Нет, не Рылеев, не Пестель, не Чернышевский породили, оправдали и утвердили в обществе веру в правоту силы и в то, что страдание других целительно и к тому же неизбежно. Во всей лагерной литературе, которой после XX съезда КПСС было много, такой апологетики каторги не встречал ни у кого.

Мне скажут, что у Достоевского можно найти и противоположные высказывания. Не знаю. Зато мыслей, подобных тем, которые я здесь привел, не встретишь ни у кого из великих писателей от Пушкина до наших дней. Искренне ли Достоевский писал о нравственной пользе каторги или «по цензурным соображениям», судить не берусь, но даже изобретатели каторги и ее практики исходили прежде всего из идей карательных, из необходимости изолировать правонарушителя и только в последнюю очередь, и далеко не всегда искренне, говорили о ее исправительной роли.

Отношение к судейским, к тем, кого государство наняло и кто не сомневается в своем праве судить и наказывать, не менее ясно выражено и в «Смерти Ивана Ильича». Напрасно иные критики воспринимают повесть эту как смерть человека. Нет, это смерть убийцы. Среди множества смертей, описанных Толстым, она стоит особняком. Так смог бы он написать еще смерть Наполеона на острове.

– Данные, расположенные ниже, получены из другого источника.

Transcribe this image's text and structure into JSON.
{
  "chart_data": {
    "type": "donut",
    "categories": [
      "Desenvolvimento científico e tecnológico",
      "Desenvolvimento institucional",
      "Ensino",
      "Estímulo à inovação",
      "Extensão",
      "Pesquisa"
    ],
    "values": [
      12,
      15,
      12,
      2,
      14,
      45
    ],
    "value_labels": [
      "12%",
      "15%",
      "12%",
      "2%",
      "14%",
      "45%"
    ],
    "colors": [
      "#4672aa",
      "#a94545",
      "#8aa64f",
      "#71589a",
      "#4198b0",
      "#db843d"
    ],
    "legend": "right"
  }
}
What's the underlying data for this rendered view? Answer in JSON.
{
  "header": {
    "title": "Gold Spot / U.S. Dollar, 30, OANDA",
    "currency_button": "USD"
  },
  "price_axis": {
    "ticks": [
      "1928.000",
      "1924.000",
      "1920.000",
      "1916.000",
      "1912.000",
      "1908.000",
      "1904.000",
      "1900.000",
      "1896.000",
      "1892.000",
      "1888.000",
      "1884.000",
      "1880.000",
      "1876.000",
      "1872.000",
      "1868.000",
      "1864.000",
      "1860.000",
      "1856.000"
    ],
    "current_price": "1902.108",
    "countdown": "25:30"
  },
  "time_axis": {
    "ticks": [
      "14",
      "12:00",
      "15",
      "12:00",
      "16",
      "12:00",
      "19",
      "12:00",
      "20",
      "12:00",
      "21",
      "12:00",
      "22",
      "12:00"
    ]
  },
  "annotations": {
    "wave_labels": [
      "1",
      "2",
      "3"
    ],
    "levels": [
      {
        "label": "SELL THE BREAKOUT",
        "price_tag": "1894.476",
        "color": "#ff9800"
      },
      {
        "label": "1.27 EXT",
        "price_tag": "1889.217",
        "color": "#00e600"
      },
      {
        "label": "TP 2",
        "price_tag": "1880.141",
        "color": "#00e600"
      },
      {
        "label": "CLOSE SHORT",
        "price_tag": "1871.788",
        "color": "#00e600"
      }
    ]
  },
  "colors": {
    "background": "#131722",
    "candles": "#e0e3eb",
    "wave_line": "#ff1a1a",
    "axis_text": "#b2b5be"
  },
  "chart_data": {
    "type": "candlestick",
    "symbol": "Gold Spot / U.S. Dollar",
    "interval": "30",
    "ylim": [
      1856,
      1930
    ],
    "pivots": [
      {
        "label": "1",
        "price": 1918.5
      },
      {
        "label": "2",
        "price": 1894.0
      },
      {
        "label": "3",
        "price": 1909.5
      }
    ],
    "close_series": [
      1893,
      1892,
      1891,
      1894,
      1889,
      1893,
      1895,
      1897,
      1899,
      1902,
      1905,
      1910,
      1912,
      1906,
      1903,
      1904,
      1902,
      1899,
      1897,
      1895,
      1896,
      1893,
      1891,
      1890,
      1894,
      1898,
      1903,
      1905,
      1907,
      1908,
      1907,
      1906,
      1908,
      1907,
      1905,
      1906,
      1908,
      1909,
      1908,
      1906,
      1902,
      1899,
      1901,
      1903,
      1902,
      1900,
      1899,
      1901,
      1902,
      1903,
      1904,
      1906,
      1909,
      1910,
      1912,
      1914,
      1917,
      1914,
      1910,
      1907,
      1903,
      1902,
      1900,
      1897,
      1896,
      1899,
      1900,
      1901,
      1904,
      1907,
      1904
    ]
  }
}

(Неприязнь к деятелям «нашей юридистики» была общим местом для многих русских интеллигентов той поры. Не случайно слова доктора Дорна из чеховской «Чайки», обращенные к умирающему действительному статскому советнику Сорину: «Страх смерти — животный страх… Надо подавлять его. Сознательно боятся смерти только верующие в вечную жизнь, которым страшно бывает своих грехов. А вы, во-первых, неверующий, во-вторых — какие у вас грехи? Вы двадцать пять лет прослужили по судебному ведомству — только всего». А Сорин с загадочным смехом уточняет: «Двадцать восемь…» Может быть, он рад тому, что не верует в жизнь вечную.)

Я не слишком удалился от того, с чего начал. Вера в целительность Мертвого дома в «Преступлении и наказании» развернута Порфирием Петровичем весьма подробно, только там Раскольников должен избавиться от недуга, виной которому «книжные мечты и теоретически раздраженное сердце». Как жаль, что не видит он на челе своего пророка антихристову печать.

…Продолжаю сопоставлять текст «Записок» со сведениями, почерпнутыми из «Статейных списков». Дело касается Исая Фомича Бумштеля, который у Достоевского именуется Исаем Фомичом Бумштейном. «Исай Фомич, наш жидок, был как две капли воды похож на общипанного цыпленка. Это был человек уже немолодой, лет около пятидесяти, маленький ростом и слабосильный, хитренький и в то же время решительно глупый. Он был дерзок и заносчив и в то же время ужасно труслив… Мы с ним были большие друзья», — пишет Достоевский. «У него был свой самовар, хороший тюфяк, чашки, весь обеденный прибор. Городские евреи не оставляли его своим знакомством и покровительством. По субботам он ходил под конвоем в свою городскую молельню (что дозволяется законами) и жил совершенно припеваючи, с нетерпением, впрочем, ожидая выжить свой двенадцатилетний срок, чтобы „зениться“».